Is a bigger sample ever better? Not necessarily. A larger sample can be useful, simply a more representative i of the population is better. That was made painfully clear when the mag Literary Digest ran a poll to predict who would win the 1936 presidential ballot between Alf Landon and incumbent Franklin Roosevelt. Literary Digest had run the poll since 1916, and had been correct in predicting the outcome every time. It was the largest poll ever, and they received responses for two.27 million people. They substantially received responses from 1 percent of the American population, while many modern polls employ merely 1000 responses for a much more populous country. What did they predict? They showed that Alf Landon would be the overwhelming winner, yet when the election was held Roosevelt won every state except Maine and Vermont. It was one of the most decisive victories in Presidential history.

So what went wrong for the Literary Digest? Their poll was large (gigantic!), but it wasn't representative of likely voters. They polled their own readership, which tended to be more educated and wealthy on average, forth with people on a list of those with registered automobiles and telephone users (both of which tended to be owned by the wealthy at that time). Thus, the poll largely ignored the bulk of Americans, who concluded up voting for Roosevelt. The Literary Digest poll is famous for being wrong, but led to meaning improvements in the science of polling to avoid similar mistakes in the time to come. Researchers have learned a lot in the century since that mistake, even if polling and surveys still aren't (and can't be) perfect.

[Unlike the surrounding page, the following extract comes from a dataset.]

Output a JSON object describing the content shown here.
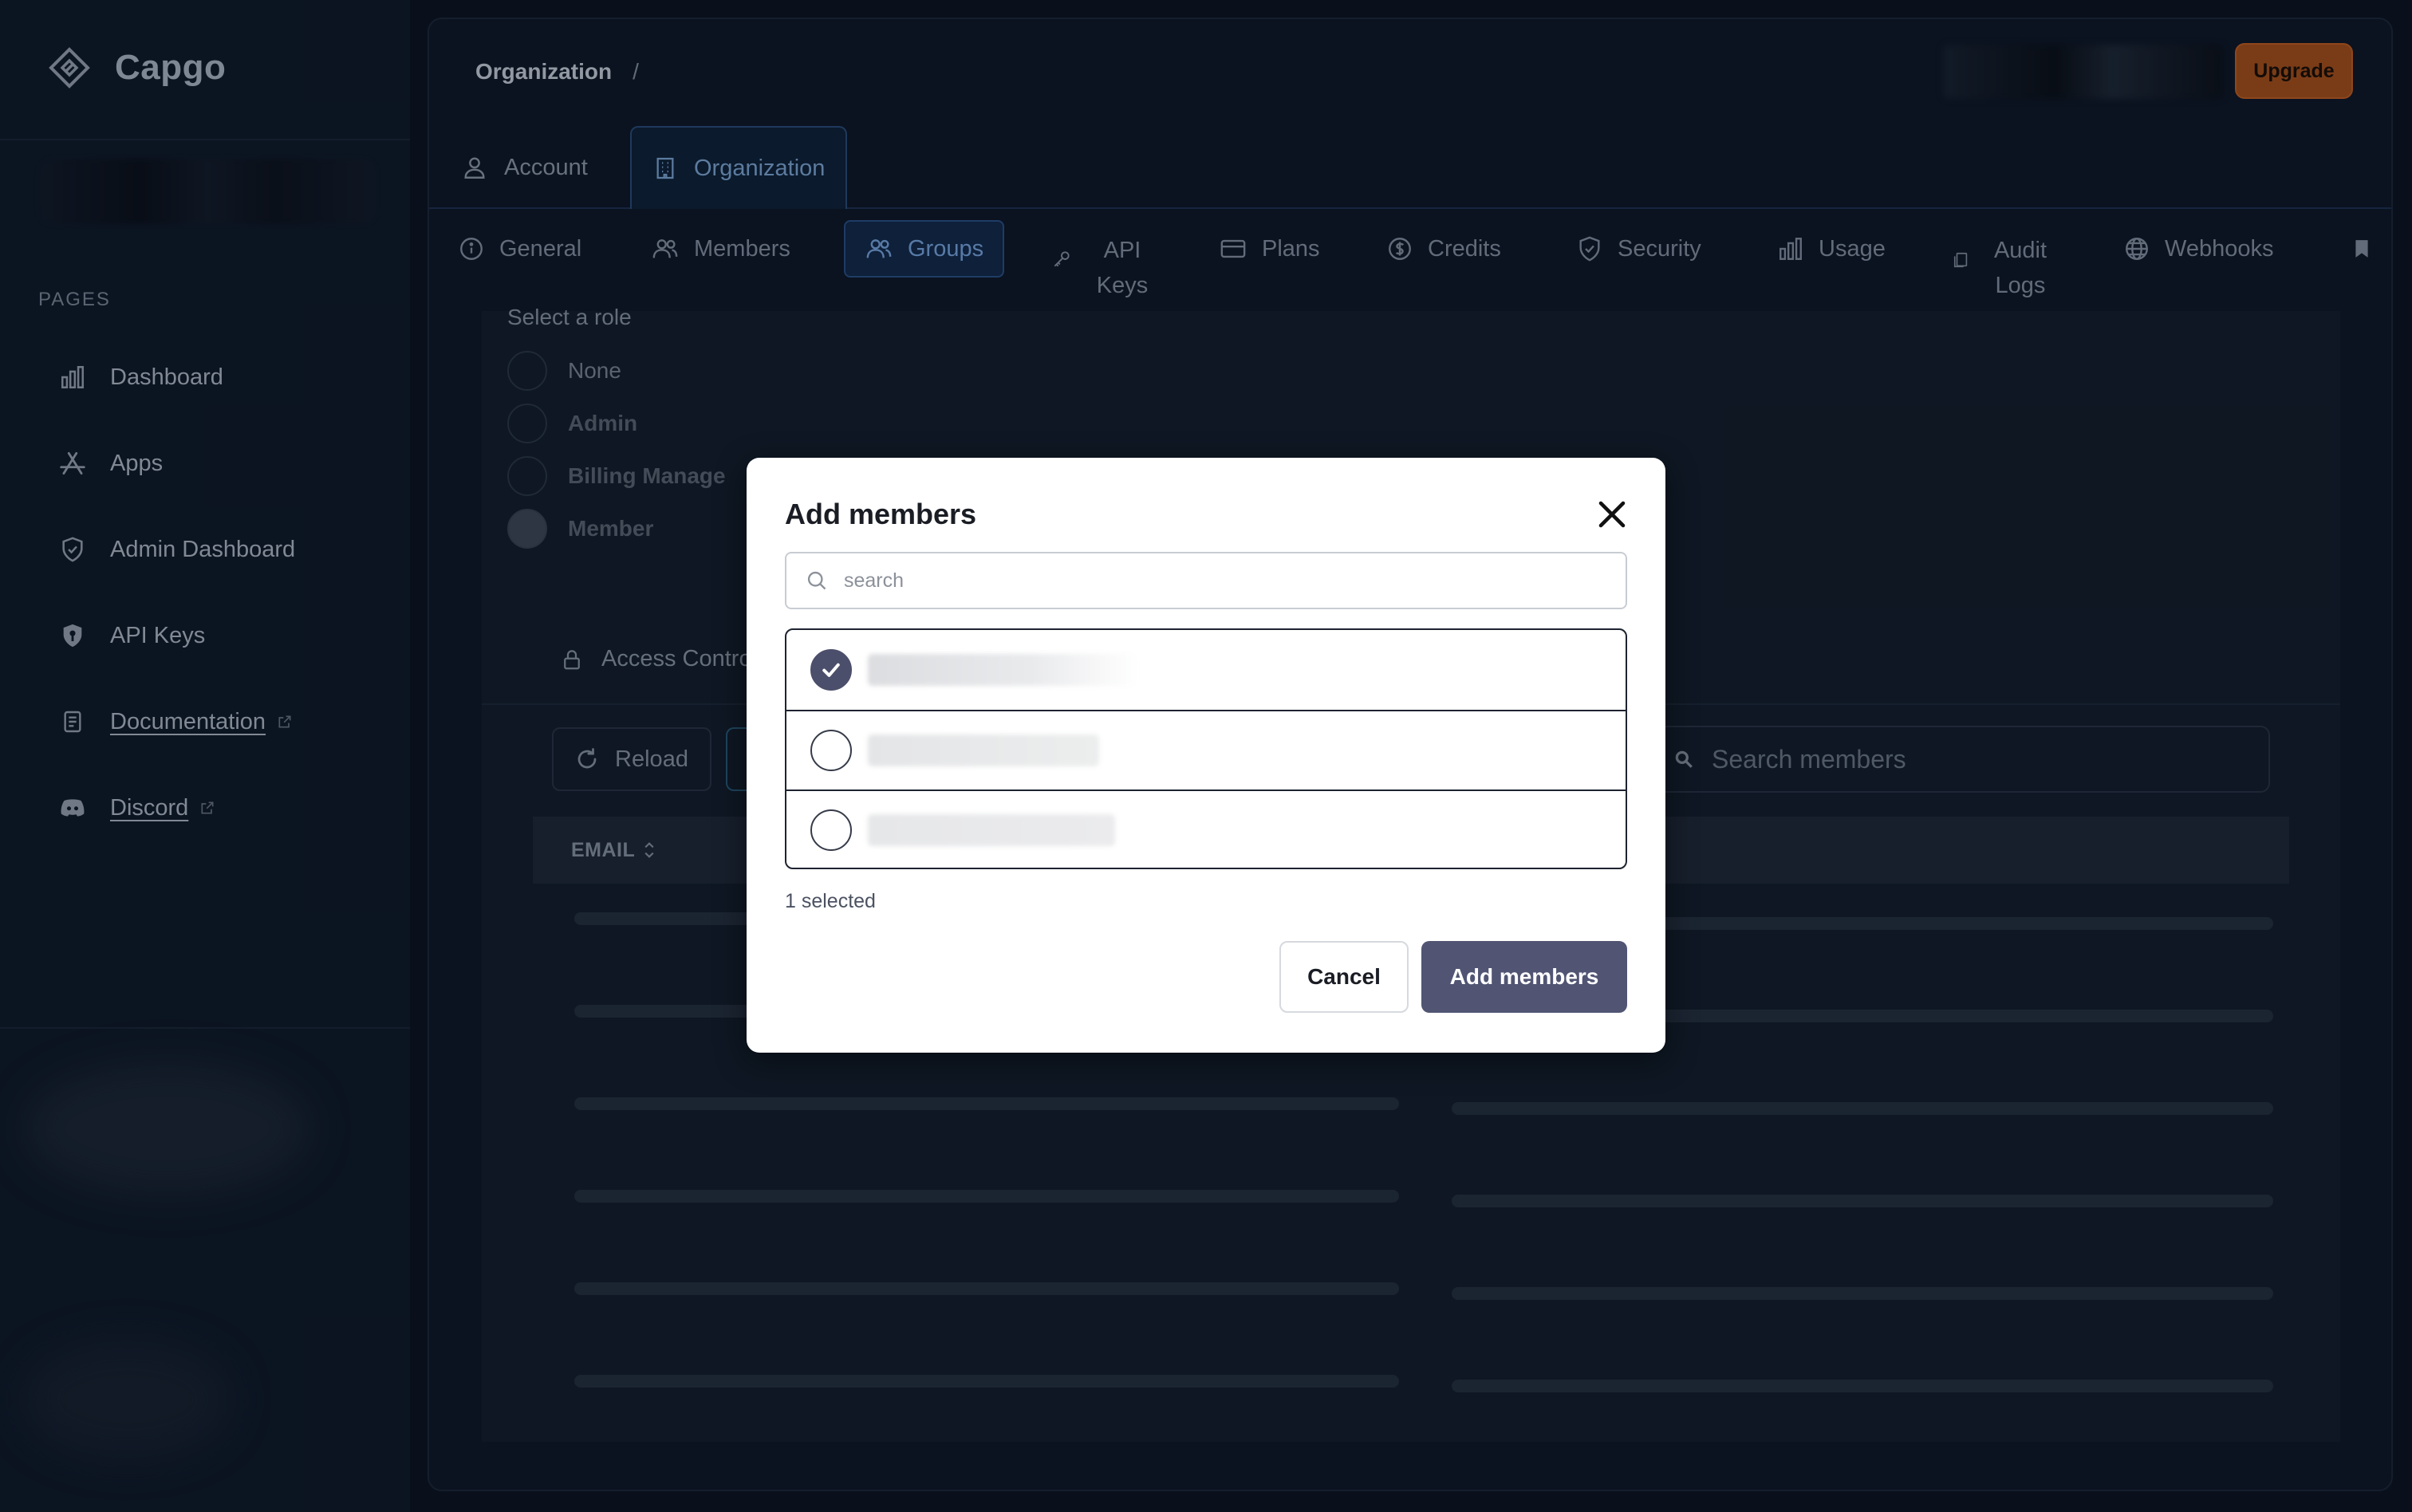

What kind of sampling strategy did Literary Digest use? Convenience, they relied on lists they had available, rather than endeavour to ensure every American was included on their list. A representative poll of ii one thousand thousand people will give y'all more accurate results than a representative poll of 2 thou, but I'll take the smaller more representative poll than a larger one that uses convenience sampling any day.

Summary

Picking the correct type of sample is critical to getting an accurate respond to your reserach question. At that place are a lot of differnet options in how you lot can select the people to participate in your research, but typically but one that is both correct and possible depending on the research you're doing. In the adjacent chapter we'll talk about a few other methods for conducting reseach, some that don't include any sampling by you.